La confessione che ha sconvolto l’Italia arriva direttamente dall’infanzia di Toto Cutugno. “A cinque anni vidi morire mia sorella Anna davanti ai miei occhi“, racconta al quotidiano milanese. ” Soffocò mangiando degli gnocchi, gliene andò uno di traverso. Aveva sette anni“. Da allora, la sfortuna non ha mai abbandonato la famiglia Cutugno. “Mio fratello Roberto soffre di meningite da quando è nato,” spiega Toto. “E mia sorella Rosanna si ammalò di cuore nello stesso periodo. Mio padre si indebitò per pagarle l’intervento, che allora era difficile e costoso.
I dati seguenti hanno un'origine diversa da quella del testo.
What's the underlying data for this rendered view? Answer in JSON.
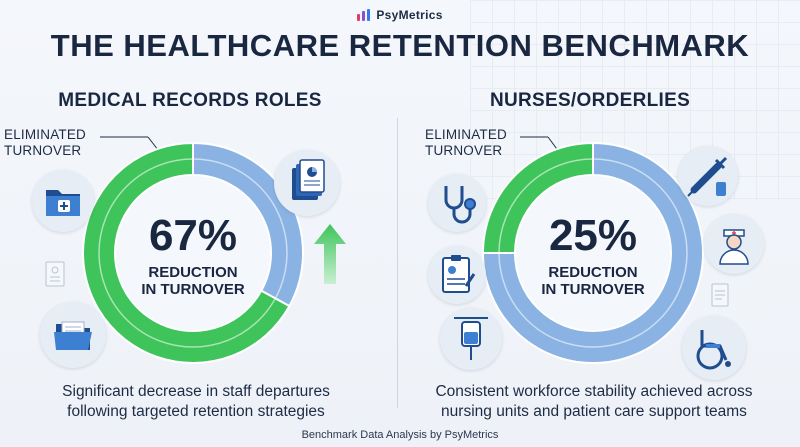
{
  "brand": {
    "name": "PsyMetrics",
    "bar_colors": [
      "#e23b6b",
      "#8a4fd6",
      "#2f7cf0"
    ]
  },
  "title": "THE HEALTHCARE RETENTION BENCHMARK",
  "colors": {
    "eliminated": "#3ec45a",
    "remaining": "#8ab3e3",
    "text": "#1a2740"
  },
  "panels": [
    {
      "title": "MEDICAL RECORDS ROLES",
      "callout": [
        "ELIMINATED",
        "TURNOVER"
      ],
      "percent": "67%",
      "percent_label": [
        "REDUCTION",
        "IN TURNOVER"
      ],
      "caption": [
        "Significant decrease in staff departures",
        "following targeted retention strategies"
      ],
      "icons": [
        "folder-plus-icon",
        "document-stack-icon",
        "report-icon",
        "open-folder-icon",
        "up-arrow-icon"
      ]
    },
    {
      "title": "NURSES/ORDERLIES",
      "callout": [
        "ELIMINATED",
        "TURNOVER"
      ],
      "percent": "25%",
      "percent_label": [
        "REDUCTION",
        "IN TURNOVER"
      ],
      "caption": [
        "Consistent workforce stability achieved across",
        "nursing units and patient care support teams"
      ],
      "icons": [
        "stethoscope-icon",
        "syringe-icon",
        "nurse-icon",
        "clipboard-icon",
        "iv-bag-icon",
        "wheelchair-icon",
        "report-icon"
      ]
    }
  ],
  "chart_data": [
    {
      "type": "pie",
      "title": "MEDICAL RECORDS ROLES",
      "slices": [
        {
          "label": "ELIMINATED TURNOVER",
          "value": 67
        },
        {
          "label": "",
          "value": 33
        }
      ],
      "center_label": "67% REDUCTION IN TURNOVER"
    },
    {
      "type": "pie",
      "title": "NURSES/ORDERLIES",
      "slices": [
        {
          "label": "ELIMINATED TURNOVER",
          "value": 25
        },
        {
          "label": "",
          "value": 75
        }
      ],
      "center_label": "25% REDUCTION IN TURNOVER"
    }
  ],
  "footer": "Benchmark Data Analysis by PsyMetrics"
}
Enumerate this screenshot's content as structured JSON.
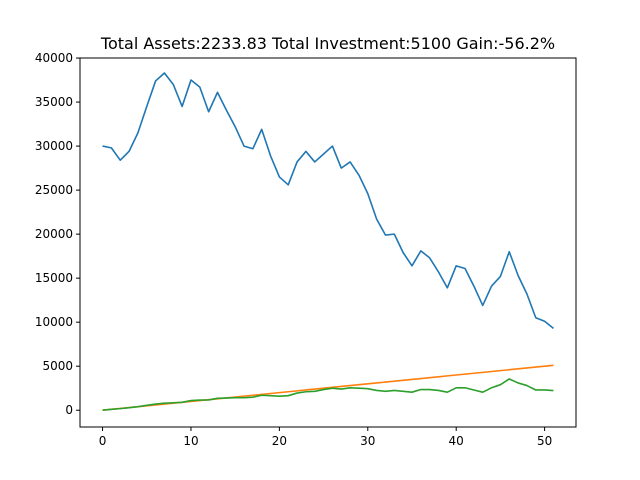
{
  "chart_data": {
    "type": "line",
    "title": "Total Assets:2233.83  Total Investment:5100  Gain:-56.2%",
    "xlabel": "",
    "ylabel": "",
    "xlim": [
      -2.55,
      53.55
    ],
    "ylim": [
      -1905,
      40005
    ],
    "xticks": [
      0,
      10,
      20,
      30,
      40,
      50
    ],
    "yticks": [
      0,
      5000,
      10000,
      15000,
      20000,
      25000,
      30000,
      35000,
      40000
    ],
    "grid": false,
    "legend": "none",
    "x": [
      0,
      1,
      2,
      3,
      4,
      5,
      6,
      7,
      8,
      9,
      10,
      11,
      12,
      13,
      14,
      15,
      16,
      17,
      18,
      19,
      20,
      21,
      22,
      23,
      24,
      25,
      26,
      27,
      28,
      29,
      30,
      31,
      32,
      33,
      34,
      35,
      36,
      37,
      38,
      39,
      40,
      41,
      42,
      43,
      44,
      45,
      46,
      47,
      48,
      49,
      50,
      51
    ],
    "series": [
      {
        "color": "#1f77b4",
        "values": [
          30000,
          29800,
          28400,
          29400,
          31500,
          34500,
          37400,
          38300,
          37000,
          34500,
          37500,
          36700,
          33900,
          36100,
          34100,
          32200,
          30000,
          29700,
          31900,
          28900,
          26500,
          25600,
          28200,
          29400,
          28200,
          29100,
          30000,
          27500,
          28200,
          26700,
          24600,
          21700,
          19900,
          20000,
          17900,
          16400,
          18100,
          17300,
          15700,
          13900,
          16400,
          16100,
          14100,
          11900,
          14100,
          15200,
          18000,
          15300,
          13200,
          10500,
          10100,
          9300
        ]
      },
      {
        "color": "#ff7f0e",
        "values": [
          0,
          100,
          200,
          300,
          400,
          500,
          600,
          700,
          800,
          900,
          1000,
          1100,
          1200,
          1300,
          1400,
          1500,
          1600,
          1700,
          1800,
          1900,
          2000,
          2100,
          2200,
          2300,
          2400,
          2500,
          2600,
          2700,
          2800,
          2900,
          3000,
          3100,
          3200,
          3300,
          3400,
          3500,
          3600,
          3700,
          3800,
          3900,
          4000,
          4100,
          4200,
          4300,
          4400,
          4500,
          4600,
          4700,
          4800,
          4900,
          5000,
          5100
        ]
      },
      {
        "color": "#2ca02c",
        "values": [
          0,
          100,
          180,
          290,
          400,
          560,
          700,
          800,
          850,
          900,
          1100,
          1150,
          1170,
          1350,
          1380,
          1420,
          1420,
          1480,
          1700,
          1650,
          1600,
          1650,
          1950,
          2100,
          2150,
          2350,
          2500,
          2400,
          2550,
          2500,
          2450,
          2250,
          2150,
          2250,
          2150,
          2050,
          2350,
          2350,
          2250,
          2050,
          2550,
          2550,
          2300,
          2050,
          2550,
          2900,
          3550,
          3100,
          2800,
          2300,
          2300,
          2233.83
        ]
      }
    ]
  }
}
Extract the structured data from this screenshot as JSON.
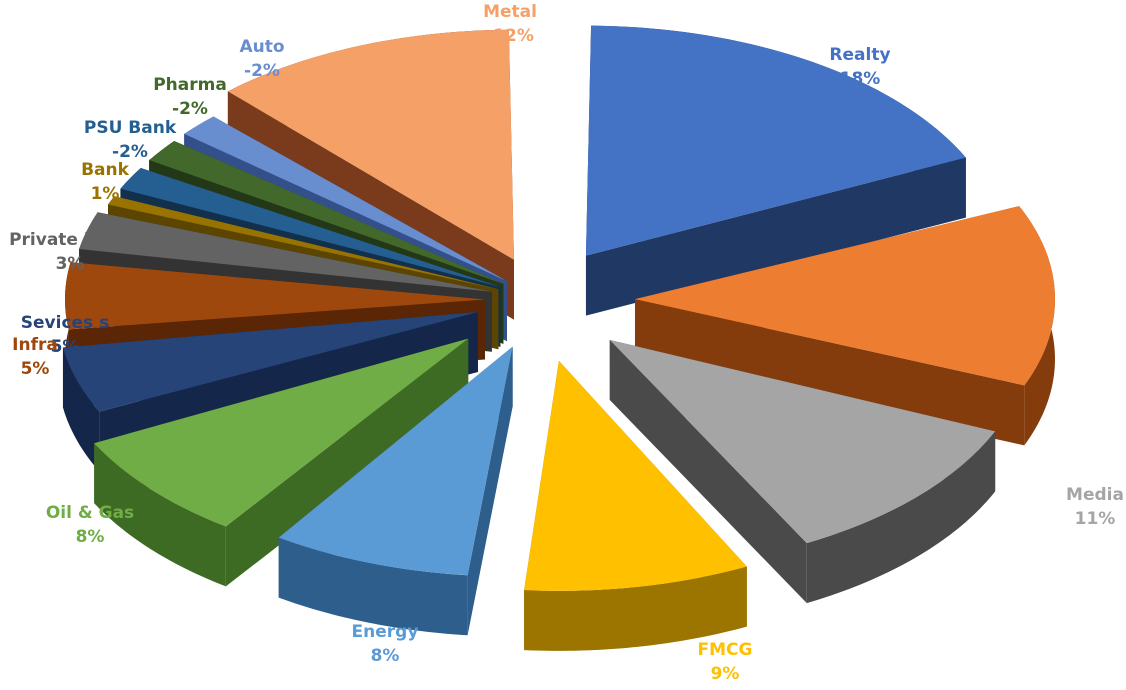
{
  "chart_data": {
    "type": "pie",
    "title": "",
    "legend": "none",
    "slices": [
      {
        "name": "Realty",
        "value": 18,
        "label": "18%",
        "color": "#4472C4",
        "side": "#1F3864"
      },
      {
        "name": "",
        "value": 13,
        "label": "",
        "color": "#ED7D31",
        "side": "#843C0C"
      },
      {
        "name": "Media",
        "value": 11,
        "label": "11%",
        "color": "#A5A5A5",
        "side": "#4A4A4A"
      },
      {
        "name": "FMCG",
        "value": 9,
        "label": "9%",
        "color": "#FFC000",
        "side": "#9C7400"
      },
      {
        "name": "Energy",
        "value": 8,
        "label": "8%",
        "color": "#5B9BD5",
        "side": "#2E5E8C"
      },
      {
        "name": "Oil & Gas",
        "value": 8,
        "label": "8%",
        "color": "#70AD47",
        "side": "#3E6B24"
      },
      {
        "name": "Sevices s",
        "value": 5,
        "label": "5%",
        "color": "#264478",
        "side": "#14264A"
      },
      {
        "name": "Infra",
        "value": 5,
        "label": "5%",
        "color": "#9E480E",
        "side": "#5A2606"
      },
      {
        "name": "Private bank",
        "value": 3,
        "label": "3%",
        "color": "#636363",
        "side": "#333333"
      },
      {
        "name": "Bank",
        "value": 1,
        "label": "1%",
        "color": "#997300",
        "side": "#5C4500"
      },
      {
        "name": "PSU Bank",
        "value": -2,
        "label": "-2%",
        "color": "#255E91",
        "side": "#12304C"
      },
      {
        "name": "Pharma",
        "value": -2,
        "label": "-2%",
        "color": "#43682B",
        "side": "#233816"
      },
      {
        "name": "Auto",
        "value": -2,
        "label": "-2%",
        "color": "#698ED0",
        "side": "#34508A"
      },
      {
        "name": "Metal",
        "value": -12,
        "label": "-12%",
        "color": "#F4A066",
        "side": "#7A3A1C"
      }
    ]
  }
}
Riuscì a pagarlo a rate. Estinse il debito nel 1978, pochi mesi prima di morire“.
Ma nonostante la difficoltà dell’infanzia, non sono mancati i successi a ricompensare la tenacia di Toto Cutugno. Come L’Italiano, autentico inno della canzone nostrana. “Lo composi in un ristorante canadese dove mi stavo esibendo per alcuni immigrati italiani“, rievoca Cutugno, descrivendo nel dettaglio il periodo della creazione. “Buttai giù qualche accordo, e chiedi a Popi Minellono di scrivermi un testo per quella melodia. Quando il pezzo fu pronto lo proposi a Celentano, che rifiutò di suonarlo. Fu una delusione, ma Gianni Ravera lo definì un capolavoro e mi convinse a portarlo a Sanremo. Lì arrivò terzo, e vinse la giuria del pubblico“.
Il successo di Toto Cutugno in Italia è andato e venuto, mentre non si è mai arrestato all’estero, dove rimane uno dei più amati interpreti della tradizione melodica mediterranea. Eppure, nel suo paese ha sempre fatico a vedersi riconosciuto il giusto valore: “Mi hanno dato del ruffiano“, commenta amaro Cutugno, “perché punto su emozioni facili. Ma per me una canzone va sentita dentro, deve essere autentica prima di tutto. Poi può essere facile o difficile“. E infatti Toto Cutugno è un idolo in luoghi improbabili, dall’est al nord Europa. Fino alle mete più ambite: questo dicembre suonerà all’Olympia di Parigi. D’altronde, “la lingua e la melodia italiana mantengono un fascino superiore alle altre“.